Thursday, April 10, 2014

NEW! Short story by Cathy Herbert

Cathy Herbert


I wait, hopefully, for the zombie apocalypse. When I’m packed sardine-close on the commuter bus, I wonder if it has already consumed me. Sitting with mom in the living room that smells of old age and stale cigarettes, I catch a whiff of zombie in the air. She can’t hold a thought in her head. The image on the TV freezes into a patch of pastel squares.

“Picture’s gone,” she states once again, as if it has never happened before. 

“The zombies did it.”

“The neighbors?”

“Yes. They’re not very nice.”

I guess I shouldn’t have invited them for tea.

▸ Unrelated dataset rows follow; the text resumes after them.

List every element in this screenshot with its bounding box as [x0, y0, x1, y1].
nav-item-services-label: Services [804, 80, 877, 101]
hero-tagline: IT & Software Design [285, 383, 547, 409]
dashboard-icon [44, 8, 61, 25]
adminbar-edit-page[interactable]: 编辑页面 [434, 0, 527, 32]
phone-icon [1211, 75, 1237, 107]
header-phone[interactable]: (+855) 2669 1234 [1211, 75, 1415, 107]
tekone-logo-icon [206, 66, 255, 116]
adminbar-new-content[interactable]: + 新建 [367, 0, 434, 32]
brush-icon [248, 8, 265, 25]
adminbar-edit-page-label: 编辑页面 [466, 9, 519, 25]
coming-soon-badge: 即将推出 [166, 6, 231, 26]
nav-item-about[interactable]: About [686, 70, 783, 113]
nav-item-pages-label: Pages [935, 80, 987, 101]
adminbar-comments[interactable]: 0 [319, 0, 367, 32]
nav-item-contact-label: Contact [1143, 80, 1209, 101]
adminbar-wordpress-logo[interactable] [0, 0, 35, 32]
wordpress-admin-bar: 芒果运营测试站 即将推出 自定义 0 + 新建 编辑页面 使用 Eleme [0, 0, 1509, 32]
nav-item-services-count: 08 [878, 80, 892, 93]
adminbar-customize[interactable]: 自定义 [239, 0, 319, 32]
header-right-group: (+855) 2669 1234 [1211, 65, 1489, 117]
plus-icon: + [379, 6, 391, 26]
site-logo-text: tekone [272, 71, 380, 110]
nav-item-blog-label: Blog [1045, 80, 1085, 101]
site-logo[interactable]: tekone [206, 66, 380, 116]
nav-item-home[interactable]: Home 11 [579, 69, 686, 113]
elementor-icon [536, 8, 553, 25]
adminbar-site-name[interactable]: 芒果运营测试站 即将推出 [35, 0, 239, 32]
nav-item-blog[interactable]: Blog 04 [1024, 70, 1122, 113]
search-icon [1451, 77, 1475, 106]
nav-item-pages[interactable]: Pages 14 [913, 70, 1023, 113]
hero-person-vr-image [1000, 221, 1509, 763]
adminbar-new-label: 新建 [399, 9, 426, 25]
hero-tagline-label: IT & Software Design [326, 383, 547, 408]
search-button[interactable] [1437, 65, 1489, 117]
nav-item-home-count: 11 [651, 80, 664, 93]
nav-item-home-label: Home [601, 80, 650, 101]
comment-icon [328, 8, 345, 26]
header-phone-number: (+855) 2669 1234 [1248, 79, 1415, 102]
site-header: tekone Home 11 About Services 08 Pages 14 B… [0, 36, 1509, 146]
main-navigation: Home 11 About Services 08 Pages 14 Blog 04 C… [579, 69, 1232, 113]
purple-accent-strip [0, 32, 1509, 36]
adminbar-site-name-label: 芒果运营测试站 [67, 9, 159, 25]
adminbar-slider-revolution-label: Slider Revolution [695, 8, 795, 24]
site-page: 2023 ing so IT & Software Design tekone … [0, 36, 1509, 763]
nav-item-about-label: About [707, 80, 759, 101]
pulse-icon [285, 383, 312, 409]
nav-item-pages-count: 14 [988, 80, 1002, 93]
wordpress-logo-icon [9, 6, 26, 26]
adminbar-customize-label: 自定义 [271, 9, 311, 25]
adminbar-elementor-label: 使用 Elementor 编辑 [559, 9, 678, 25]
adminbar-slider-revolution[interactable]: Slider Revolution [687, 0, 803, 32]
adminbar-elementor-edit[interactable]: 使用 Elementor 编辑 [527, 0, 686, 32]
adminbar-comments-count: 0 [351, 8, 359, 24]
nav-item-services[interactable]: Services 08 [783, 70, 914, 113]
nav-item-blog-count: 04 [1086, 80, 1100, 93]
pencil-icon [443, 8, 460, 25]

I feel the signs of the apocalypse in my cold bones, in the cicada-like hum of the fluorescents in my cubicle at the end of the factory floor. I imagine the papers on my desk have scattered on the wind, relics of a time before the zombies.

They say dogs can smell cancer. Perhaps that’s why Clancy no longer wants to lick mom’s face. She coos to him and offers him treats. He takes them, warily, his spindly old-dog tail tucked. When she tries to pick him up, he twists away. She forgets all of this in a heartbeat and believes that she has spent the last hour cradling him, still a puppy, his wiry fur pressed against her multiple chins.

I hear the tea kettle whine, happy that she’s remembered to heat the water. She used to tell me stories, now forgotten, about biscuits called scones, served with a paste made of real fruit and a heavy sweet cream that tastes like heaven. I sense the muted, shuffling footsteps in the kitchen. I know that the zombies are packed tightly against one another. Finally, I will join them. 

1 comment:

Unknown said...

Very moving and intensely raw. Invite me over for tea.